My mother is the first woman who inspires me because she is my mother & because she is gritty and strong, under thousand circumstances when she could have abandoned us to find herself and her life, she chose to prioritize us. It’s those qualities at my core, that with education and experience has been enhanced into an unbeaten passion and integrity.
In addition to her I really admire Sheryl Sandberg – I think she is most instrumental in success of Facebook and its journey, plus personally she is so inspirational. There are a few more beautiful and intellectually driven women within arts, media, business and social services that I truly admire for what they have done in their relevant sectors and causes by not only challenging the status quo but helping introduce or lead change.

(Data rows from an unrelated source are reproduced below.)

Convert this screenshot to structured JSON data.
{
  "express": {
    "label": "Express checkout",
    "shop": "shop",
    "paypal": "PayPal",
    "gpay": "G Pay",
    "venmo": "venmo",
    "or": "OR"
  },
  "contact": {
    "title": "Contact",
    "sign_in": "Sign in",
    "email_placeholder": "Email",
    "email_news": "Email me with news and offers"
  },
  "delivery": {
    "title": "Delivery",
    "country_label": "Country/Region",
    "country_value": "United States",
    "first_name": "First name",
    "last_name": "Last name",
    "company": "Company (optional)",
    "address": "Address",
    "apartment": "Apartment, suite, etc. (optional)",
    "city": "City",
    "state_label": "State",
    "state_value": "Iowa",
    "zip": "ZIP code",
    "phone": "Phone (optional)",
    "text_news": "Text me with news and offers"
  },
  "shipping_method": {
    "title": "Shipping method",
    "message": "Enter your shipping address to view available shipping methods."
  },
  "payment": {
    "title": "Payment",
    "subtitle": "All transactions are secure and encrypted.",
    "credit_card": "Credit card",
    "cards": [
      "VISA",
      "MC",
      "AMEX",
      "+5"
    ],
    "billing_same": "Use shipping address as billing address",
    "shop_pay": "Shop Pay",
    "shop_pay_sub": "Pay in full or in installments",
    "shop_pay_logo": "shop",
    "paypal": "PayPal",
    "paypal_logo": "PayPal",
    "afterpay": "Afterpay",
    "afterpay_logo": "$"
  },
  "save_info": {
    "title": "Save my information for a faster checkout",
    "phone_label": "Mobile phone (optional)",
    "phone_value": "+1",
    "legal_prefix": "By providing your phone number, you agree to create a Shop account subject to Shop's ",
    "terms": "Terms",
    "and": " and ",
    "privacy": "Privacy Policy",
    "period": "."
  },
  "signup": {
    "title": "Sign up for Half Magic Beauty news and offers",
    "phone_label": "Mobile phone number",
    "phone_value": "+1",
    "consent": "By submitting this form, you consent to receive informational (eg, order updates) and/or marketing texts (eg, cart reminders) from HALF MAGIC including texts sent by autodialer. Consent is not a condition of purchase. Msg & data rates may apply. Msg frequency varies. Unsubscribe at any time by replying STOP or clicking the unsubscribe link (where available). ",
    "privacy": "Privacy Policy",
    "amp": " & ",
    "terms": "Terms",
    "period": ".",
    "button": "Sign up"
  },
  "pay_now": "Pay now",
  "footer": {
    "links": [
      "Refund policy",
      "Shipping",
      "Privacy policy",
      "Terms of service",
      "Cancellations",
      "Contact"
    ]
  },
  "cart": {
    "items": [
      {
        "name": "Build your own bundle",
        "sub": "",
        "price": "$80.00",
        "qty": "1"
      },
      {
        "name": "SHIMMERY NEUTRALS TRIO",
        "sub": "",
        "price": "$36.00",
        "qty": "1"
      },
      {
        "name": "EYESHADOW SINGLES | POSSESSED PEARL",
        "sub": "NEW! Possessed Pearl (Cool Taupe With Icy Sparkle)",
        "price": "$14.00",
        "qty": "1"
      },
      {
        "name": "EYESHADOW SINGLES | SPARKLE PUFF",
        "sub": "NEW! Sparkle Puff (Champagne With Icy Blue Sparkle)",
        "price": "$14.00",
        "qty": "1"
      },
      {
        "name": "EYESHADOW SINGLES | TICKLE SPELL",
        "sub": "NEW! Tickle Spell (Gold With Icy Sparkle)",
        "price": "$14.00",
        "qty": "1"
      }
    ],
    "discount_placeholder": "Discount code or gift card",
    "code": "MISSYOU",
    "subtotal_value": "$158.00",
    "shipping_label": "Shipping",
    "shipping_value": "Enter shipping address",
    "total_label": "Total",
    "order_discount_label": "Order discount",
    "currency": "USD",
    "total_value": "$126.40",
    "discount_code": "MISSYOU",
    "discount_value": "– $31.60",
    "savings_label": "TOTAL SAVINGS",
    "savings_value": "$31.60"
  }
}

Warren Buffet – there is only one. He is truly inspirational and wise to say the least. There are many other business men who I admire like Bill Gates and Richard Branson but I feel that I have learnt or related most to the advice of Warren Buffet, to me he is a legend.
What one thing do you wish someone had told you when you first started out?
Empires are not built in one day! I say this with a pun because I know the reality of time and hard work, the loops. Yet I am patiently impatient and that drives me to go that extra mile esp. as I know I was not privileged as an immigrant and an outsider and I had to work that bit extra to get that bit further.
What’s the best piece of business advice someone has ever given you?
Stay focused. There are too many distractions when you start out, especially when you are desperate to get through the doors. And that’s exactly the time when you stay focused and even “No” to things that do not add to your vision and direction.